Fixing the footprints will consider both assets and therefore remove the gap:

actual_footprints_spacetimekey_overlaps_both_assets

jdries commented 1 month ago

I'm not sure if we need the optimization: most products are generated without any overlap. The huge amount of overlap applied to sentinel-2 is rather the exception. In addition to that, we do the optimization for sentinel-2, because it is such a commonly used collection. For load_stac, it is probably better to be on the safe side and load a bit more data.

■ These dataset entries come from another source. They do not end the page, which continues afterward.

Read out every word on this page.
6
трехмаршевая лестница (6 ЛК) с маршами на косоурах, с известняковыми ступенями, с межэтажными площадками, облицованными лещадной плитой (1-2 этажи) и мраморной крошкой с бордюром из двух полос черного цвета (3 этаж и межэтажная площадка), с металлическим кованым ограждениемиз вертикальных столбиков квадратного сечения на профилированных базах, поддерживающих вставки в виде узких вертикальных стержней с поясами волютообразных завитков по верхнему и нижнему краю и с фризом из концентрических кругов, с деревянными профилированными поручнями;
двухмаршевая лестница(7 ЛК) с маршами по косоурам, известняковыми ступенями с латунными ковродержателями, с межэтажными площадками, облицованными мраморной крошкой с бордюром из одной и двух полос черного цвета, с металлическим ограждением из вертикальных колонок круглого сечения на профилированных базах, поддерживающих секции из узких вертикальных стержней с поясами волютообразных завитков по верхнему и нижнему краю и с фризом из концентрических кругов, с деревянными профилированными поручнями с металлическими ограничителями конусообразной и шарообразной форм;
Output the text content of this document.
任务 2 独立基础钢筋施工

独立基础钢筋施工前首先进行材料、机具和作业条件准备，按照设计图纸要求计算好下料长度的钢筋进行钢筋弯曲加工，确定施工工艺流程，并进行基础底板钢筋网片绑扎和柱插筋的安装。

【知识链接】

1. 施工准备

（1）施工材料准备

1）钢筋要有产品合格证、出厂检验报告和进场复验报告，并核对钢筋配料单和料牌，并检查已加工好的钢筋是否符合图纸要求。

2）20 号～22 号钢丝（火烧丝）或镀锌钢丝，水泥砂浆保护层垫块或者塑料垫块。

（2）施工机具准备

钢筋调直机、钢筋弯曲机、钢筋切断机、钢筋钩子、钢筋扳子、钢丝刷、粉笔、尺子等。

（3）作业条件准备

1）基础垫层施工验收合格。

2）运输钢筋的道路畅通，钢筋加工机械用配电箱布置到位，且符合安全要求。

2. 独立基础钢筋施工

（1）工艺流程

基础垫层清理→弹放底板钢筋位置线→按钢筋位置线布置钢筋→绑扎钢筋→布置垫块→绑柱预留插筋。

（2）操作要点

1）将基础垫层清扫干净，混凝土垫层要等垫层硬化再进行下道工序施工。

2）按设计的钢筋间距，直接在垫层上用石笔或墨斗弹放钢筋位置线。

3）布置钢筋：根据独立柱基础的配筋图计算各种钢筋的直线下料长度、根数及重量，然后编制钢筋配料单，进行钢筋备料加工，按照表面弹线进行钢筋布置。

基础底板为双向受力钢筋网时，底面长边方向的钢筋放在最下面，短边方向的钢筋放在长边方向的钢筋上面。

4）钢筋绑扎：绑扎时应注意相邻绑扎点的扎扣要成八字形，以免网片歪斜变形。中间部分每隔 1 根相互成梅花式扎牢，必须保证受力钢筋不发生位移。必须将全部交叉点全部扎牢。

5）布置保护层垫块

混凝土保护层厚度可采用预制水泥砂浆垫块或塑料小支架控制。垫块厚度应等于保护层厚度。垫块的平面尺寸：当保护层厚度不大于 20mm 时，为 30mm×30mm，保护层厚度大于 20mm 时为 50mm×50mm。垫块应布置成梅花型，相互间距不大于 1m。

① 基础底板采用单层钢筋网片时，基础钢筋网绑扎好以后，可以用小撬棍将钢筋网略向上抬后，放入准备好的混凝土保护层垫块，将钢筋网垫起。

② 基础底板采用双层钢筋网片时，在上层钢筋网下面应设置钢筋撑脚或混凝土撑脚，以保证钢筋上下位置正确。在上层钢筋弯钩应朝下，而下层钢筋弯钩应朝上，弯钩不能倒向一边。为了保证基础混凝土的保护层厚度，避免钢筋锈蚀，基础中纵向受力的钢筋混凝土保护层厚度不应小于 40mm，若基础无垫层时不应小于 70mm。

I do believe that we should consider fixing the footprints, and also using the geometry rather than bbox should be a good idea in general.

bossie commented 1 month ago

@VictorVerhaert is it Stijn C. that is responsible for https://stac.openeo.vito.be/collections/tree_cover_density_2018 or who should I bother?

VictorVerhaert commented 1 month ago

@bossie I made that collection myself. Can you clarify what is exactly wrong? Is it just the bbox that doesn't match?

bossie commented 1 month ago

@VictorVerhaert At least bbox and geometry, haven't checked proj:bbox and proj:geometry.

This item for example: https://stac.openeo.vito.be/collections/tree_cover_density_2018/items/TCD_2018_010m_E44N27_03035_v020

reports a geometry of:

{
  "type": "Polygon",
  "coordinates": [
    [
      [
        11.064548187608006,
        47.38783029804821
      ],
      [
        11.064548187608006,
        48.3083796083107
      ],
      [
        12.36948893966052,
        48.3083796083107
      ],
      [
        12.36948893966052,
        47.38783029804821
      ],
      [
        11.064548187608006,
        47.38783029804821
      ]
    ]
  ]
}

whereas I would expect it to be something like:

{
  "type": "Polygon",
  "coordinates": [
    [
      [
        11.046005504476401,
        47.40858428037738
      ],
      [
        11.707867449704809,
        47.40021736186508
      ],
      [
        12.36948893966052,
        47.38783030409527
      ],
      [
        12.390240820693707,
        47.837566260620925
      ],
      [
        12.411462626880093,
        48.28720072607632
      ],
      [
        11.738134164531402,
        48.29984134090657
      ],
      [
        11.064548187608006,
        48.30837961418922
      ],
      [
        11.055172953154765,
        47.85853023272656
      ],
      [
        11.046005504476401,
        47.40858428037738
      ]
    ]
  ]
}

such that it matches the actual footprint of the GeoTiff asset.

bossie commented 1 month ago

Disabled the optimization in case of load_stac (quick fix became real fix).

load_stac will take a STAC Item's geometry property into account as well (needs a recent openeo-opensearch-client).